Chores and personal hygiene aren't all there is to being responsible. To me, living responsibly isn't just about being responsible to yourself, but to others too. It may be nice do whatever you want, whenever you want; but who honestly grows up to be able to do that. We all have some kind of responsibility to others. As kids, you have a responsibility to clean up your toys so that they don't end up broken if someone steps on them and so no one trips on a toy and falls. As a teenager, you take on more responsibility. Possibly babysitting or mowing lawns. As a baby sitter you may need to know how to safely cook a  meal, play with kids, and tuck them in at bedtime. Mowing lawns means more than just taking care of someone's yard, but also taking care of your tools: the lawn mower, weed wacker, rake, etc. As college students, it suddenly becomes your responsibility to make sure you make it to class daily and on time. You have to complete your assignments and ask for help when you need it.  You need to prepare your own meals and clean your dorm. As we get older, our responsibilities grow; and it is my firm belief that if we want our future to be filled with responsible adults, we need to teach our kids to be responsible. Even if one of the first lessons is how and when to trim your nails.

Monday, May 13, 2013

why you don't like Mothers' Day

Wow! Mothers' Day causes such tumult in my heart and mind that it makes me shake my head just thinking about it. It causes so much turmoil that my kids and Hubby believe that I don't like Mothers' Day. In reality, I do like Mothers' Day.
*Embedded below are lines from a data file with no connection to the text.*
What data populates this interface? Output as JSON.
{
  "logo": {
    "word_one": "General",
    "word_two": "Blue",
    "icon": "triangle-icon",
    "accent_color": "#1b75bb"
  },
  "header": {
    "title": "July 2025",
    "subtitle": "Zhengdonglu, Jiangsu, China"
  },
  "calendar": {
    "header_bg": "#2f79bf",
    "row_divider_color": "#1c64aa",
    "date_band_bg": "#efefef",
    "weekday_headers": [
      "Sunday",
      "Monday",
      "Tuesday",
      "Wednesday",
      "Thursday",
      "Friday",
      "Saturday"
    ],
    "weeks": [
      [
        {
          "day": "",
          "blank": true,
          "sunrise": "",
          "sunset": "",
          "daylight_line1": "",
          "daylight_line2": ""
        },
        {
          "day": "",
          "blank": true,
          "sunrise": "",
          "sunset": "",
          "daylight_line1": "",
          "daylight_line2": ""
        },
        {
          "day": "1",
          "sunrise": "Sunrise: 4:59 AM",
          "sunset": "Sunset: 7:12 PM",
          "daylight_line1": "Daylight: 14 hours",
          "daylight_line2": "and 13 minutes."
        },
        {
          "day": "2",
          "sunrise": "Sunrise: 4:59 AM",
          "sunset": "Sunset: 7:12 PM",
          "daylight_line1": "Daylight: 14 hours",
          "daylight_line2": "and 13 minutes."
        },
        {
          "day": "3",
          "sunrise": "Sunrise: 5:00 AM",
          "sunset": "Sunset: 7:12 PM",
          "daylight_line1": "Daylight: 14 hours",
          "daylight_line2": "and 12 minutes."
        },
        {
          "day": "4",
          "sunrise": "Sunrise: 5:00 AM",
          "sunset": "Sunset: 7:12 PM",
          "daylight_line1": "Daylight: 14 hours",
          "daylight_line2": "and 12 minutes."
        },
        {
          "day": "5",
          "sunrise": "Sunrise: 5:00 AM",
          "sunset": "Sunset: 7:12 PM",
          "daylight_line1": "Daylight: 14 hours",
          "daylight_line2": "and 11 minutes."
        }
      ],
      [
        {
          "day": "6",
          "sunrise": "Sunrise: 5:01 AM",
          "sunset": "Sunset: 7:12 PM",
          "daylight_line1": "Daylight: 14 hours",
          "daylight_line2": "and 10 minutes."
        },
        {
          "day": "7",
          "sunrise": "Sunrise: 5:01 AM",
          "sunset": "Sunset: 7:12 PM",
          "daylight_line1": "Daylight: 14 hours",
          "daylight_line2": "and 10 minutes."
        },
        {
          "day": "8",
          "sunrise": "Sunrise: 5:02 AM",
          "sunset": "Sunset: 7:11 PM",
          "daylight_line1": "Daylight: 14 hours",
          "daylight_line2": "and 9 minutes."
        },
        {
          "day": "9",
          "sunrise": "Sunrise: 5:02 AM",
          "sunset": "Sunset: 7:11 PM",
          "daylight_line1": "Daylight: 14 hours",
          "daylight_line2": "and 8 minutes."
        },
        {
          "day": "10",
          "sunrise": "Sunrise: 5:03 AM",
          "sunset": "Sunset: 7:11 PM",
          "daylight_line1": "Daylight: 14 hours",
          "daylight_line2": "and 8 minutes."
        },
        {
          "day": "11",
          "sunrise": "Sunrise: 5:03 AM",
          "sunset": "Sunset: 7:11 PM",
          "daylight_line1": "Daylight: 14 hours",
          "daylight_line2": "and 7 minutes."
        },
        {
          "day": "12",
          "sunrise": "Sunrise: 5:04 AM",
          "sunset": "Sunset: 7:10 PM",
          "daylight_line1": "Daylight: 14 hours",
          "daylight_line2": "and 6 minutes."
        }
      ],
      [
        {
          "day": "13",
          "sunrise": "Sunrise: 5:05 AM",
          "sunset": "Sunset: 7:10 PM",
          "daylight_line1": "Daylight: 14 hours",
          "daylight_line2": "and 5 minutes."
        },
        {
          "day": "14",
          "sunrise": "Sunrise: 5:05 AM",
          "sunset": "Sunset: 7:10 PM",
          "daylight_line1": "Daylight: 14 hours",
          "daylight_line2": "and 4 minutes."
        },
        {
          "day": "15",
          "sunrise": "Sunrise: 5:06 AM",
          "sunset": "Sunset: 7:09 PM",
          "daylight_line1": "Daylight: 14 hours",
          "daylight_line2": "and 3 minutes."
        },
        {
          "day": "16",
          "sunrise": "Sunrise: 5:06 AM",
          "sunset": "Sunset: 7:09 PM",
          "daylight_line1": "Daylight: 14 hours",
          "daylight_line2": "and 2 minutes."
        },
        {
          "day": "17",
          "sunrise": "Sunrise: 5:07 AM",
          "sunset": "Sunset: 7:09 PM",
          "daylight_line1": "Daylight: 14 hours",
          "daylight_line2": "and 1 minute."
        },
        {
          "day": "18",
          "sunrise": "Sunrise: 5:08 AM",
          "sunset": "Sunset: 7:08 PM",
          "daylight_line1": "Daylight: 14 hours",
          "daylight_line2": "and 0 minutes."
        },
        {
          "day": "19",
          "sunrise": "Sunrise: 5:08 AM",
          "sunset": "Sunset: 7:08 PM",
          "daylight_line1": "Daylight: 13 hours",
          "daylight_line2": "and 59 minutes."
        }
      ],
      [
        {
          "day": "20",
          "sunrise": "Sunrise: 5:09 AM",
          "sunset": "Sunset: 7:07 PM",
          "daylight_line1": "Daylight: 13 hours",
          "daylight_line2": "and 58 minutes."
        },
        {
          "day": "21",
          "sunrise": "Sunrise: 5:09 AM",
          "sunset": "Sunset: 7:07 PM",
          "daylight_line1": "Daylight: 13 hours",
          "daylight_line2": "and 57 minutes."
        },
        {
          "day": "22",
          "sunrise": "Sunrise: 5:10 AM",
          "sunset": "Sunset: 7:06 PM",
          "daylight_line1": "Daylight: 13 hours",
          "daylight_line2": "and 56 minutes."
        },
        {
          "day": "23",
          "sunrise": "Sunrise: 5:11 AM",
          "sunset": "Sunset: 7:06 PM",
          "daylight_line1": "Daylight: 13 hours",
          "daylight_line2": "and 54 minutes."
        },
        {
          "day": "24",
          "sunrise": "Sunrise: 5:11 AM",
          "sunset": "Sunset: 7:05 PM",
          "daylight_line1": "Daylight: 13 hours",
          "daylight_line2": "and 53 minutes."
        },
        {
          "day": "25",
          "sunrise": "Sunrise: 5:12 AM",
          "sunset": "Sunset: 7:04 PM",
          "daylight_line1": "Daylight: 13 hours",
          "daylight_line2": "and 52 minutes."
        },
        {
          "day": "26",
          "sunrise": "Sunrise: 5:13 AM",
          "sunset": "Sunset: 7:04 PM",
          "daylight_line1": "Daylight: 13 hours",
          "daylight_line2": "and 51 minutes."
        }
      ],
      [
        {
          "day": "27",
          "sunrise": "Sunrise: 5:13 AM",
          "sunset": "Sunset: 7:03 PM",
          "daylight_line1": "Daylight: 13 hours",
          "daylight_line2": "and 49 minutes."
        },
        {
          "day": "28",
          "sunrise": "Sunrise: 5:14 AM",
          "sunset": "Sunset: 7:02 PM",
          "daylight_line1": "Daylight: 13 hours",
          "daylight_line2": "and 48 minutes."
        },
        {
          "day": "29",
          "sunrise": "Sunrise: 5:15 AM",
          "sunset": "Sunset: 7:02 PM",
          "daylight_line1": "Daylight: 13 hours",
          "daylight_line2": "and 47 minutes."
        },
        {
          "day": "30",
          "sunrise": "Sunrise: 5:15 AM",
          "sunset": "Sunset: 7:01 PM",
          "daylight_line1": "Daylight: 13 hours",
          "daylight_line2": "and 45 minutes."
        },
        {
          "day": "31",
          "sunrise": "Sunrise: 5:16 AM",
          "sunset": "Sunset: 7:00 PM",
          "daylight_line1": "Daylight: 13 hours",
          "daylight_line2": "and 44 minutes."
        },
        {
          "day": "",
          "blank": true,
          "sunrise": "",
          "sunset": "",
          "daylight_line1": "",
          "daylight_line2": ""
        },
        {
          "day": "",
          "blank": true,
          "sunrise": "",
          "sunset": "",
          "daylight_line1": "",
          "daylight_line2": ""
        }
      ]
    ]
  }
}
I even like the idea of having a day off and feeling special. I just don't like saying what I want or making decisions because that's selfish. Right? (Bring on the inner battle!)

I have never wanted to be selfish or appear selfish to others (which in my mind means wanting anything for myself, even if it's something I need). Being raised to believe the right order is Jesus Others Yourself, anything that seems remotely "out of order" causes me to turn into a not so nice person. (I even struggle with the Scripture that says to love others as yourself because that means I am supposed to love myself. How can I love myself without being selfish?)

So around Mothers' Day; I can go from happy, to crying, to angry and back again all in a matter of minutes. Matter of fact my inner battle with being "selfish"  is so bad that Hubby and the kids take cover from the possible "tornado" that could occur at any moment multiple times a day. 

Honestly, when I think of Mothers' Day, it brings a smile to my face. Celebrating my mom, my mother-in-law, my sister, all the moms in my life gives me a lot of joy. I think of ways to thank them or gifts I can give. So why don't I like Mothers' Day?! I can't fathom others celebrating me. Isn't it selfish to ask others to be happy I'm in their lives; that I'm their mom? Isn't it selfish to want to feel special and extremely selfish to act on that desire?

I know this probably seems silly and absurd, but I really do struggle with this, so much that I inadvertently sabotage and ruin Mothers' Day. Because of my inner battle, I make Hubby and kids miserable and the whole day turns into a nightmare. I always regret my actions and behaviors. I never want to make my kids feel horrible, especially on a holiday.

This Mothers' Day can probably go on the calendar as one of the worst ones for my family so far. Not because anyone was sick or injured, but because my kids'  mommy (me) turned her inner battle with wanting to feel special but not wanting to be selfish into an outward war. So after a tumultuous morning and early afternoon I finally decided to try doing something I wanted to do. I took the kids outside (which is always a bit risky with my health) and watched them play. I even joined in on the playing a little bit. I really enjoyed watching Hubby throwing the frisbee with Super Boy and giving the kids wagon rides and even helping Nugget "kick" the ball around. Even though I couldn't do much to play with them, it felt great to watch them play and make memories. As supper time neared, I took a big step. I decided what I wanted for supper and instead of following my usual behavior and wait for Hubby to read my mind or make a decision of what we should eat, I took Nugget with me and picked up dinner of my choosing. Then I even decided what we should do for the rest of the evening and stuck with my desires! I almost never do this.

The second half of our day was pretty cool and remarkably different from the first half. I ended up actually feeling good after I made a decision and did what I wanted to do. I didn't feel out of line or terribly selfish either. I hope I can keep this up. I really don't want my kids growing up to think they can't ever do anything  nice for themselves.